I talked to my Dad tonight, he was trying to find a way to fly up and surprise me for Christmas, but it's too expensive and the flights he could get were getting in at nearly midnight and leaving really early.
But it was incredibly sweet of him. He's also sending me Xmas presents and asked if Will would be willing to wrap them so I can unwrap presents. Will, of course, is doing this.
askye, that is super sweet.
I spent three hours (!!!!) putting together my mother's 11-year-old fake tree. Had to put in every branch separately and NONE were labeled. it looked great, though, and my brothers were both here. we figured out this was the first time we were all here doing the tree in about 15 years and my mom was very happy. She's doing very well--recovering slowly but surely. She is still housebound and on oxygen, but her surgery was not two weeks ago and the doctors are thrilled with her recuperation so far.
What a delight for your mom, Scrappy. My mom loves when her chicks are all together too.
I likely have shared this tale before, but an old friend of mine financed his early retirement by inventing the machine that made the original fake trees. His invention actually made bottle cleaning brushes or some such and some one else used his design to make the trees, but he had the patent and made a bundle. Totally deserved all good things to happen to him and his family because they were lovely people. He found it delightful that so many enjoyed the fruits of his invention although he didn't celebrate Christmas himself.
Scrappy, I bet your mom is over the moon having all of you there at once.
We haven't put up our tree yet.
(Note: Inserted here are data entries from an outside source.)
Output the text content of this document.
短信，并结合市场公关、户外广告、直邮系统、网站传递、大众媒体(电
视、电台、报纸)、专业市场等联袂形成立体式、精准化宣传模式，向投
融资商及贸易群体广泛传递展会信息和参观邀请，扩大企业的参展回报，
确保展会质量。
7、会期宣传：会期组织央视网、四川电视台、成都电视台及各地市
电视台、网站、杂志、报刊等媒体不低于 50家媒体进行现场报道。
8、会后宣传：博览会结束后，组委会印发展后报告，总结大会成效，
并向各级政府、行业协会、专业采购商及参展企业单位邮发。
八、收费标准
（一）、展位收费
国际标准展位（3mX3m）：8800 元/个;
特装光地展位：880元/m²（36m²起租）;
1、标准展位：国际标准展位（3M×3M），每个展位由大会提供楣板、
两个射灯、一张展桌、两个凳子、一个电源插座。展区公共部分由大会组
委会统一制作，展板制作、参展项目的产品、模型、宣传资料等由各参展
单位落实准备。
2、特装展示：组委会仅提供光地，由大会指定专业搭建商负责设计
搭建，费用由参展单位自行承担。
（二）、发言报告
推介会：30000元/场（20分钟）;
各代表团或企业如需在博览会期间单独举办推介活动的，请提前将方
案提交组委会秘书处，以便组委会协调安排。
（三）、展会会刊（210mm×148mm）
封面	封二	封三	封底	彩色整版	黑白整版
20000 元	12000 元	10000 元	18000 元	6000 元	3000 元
I think we're about a week away when it comes to cleaning up and making room for it.
My landlords seem to have finally realized that I'm vegan. The past two years, they've given me a big box of School of Agriculture cheese and sausages as a holiday gift. This year, it's a potted African violet.
I thought you'd like an update. I haven't been giving a blow-by-blow account, because it's mostly depressing and boring.
The good news: As of my last blood test, my blood work is normal. I can haz red blood cells. Also, my tumor markers have dropped to normal.
The bad news: I spent the last month or so in side-effect hell, as the chemo did a number on my feet. You know your life is going in the wrong direction when you find yourself googling “Xeloda toenails oozing bleeding.” I felt like a failed fire walker. My feet are already much better.
The mixed feelings: Because of the side effects and the generally good results, the oncologist took me off the Xeloda and put me on tamoxifen, which I took for several years after my first diagnosis. I didn’t have too much trouble with before, and I didn’t have disease progression while I was on it. From my current perspective, hot flashes and insomnia seem positively benign side effects. The problem is that whatever decision I make about treatment, I feel like I should have done something different. I told the oncologist that I would choose any level of discomfort if it meant not dying. Also, it’s hard to celebrate milestones, because the odds are so high that disease will progress.
Annoyances: I’m currently on Wellbutrin, and several recent studies indicate that Wellbutrin, as well as some other anti-depressants and *sob* diphenhydramine, reduce the effectiveness of tamoxifen. This means I’ll be a depressed sneezing cancer patient.
Ginger, I'm just glad you are not a candidate for the study I'm working on right now....it looks promising but requires having brain mets. Eek! Sorry the drugs are doing evil in addition to good, though.
They specifically scanned my brain, so fortunately I'm not a candidate. Let me know if they start something for bone mets.
I'm sorry it's so hard, Ginger, but I'm so happy to hear your markers are down to normal. Can they switch your AD to one that doesn't interact with tamoxifen?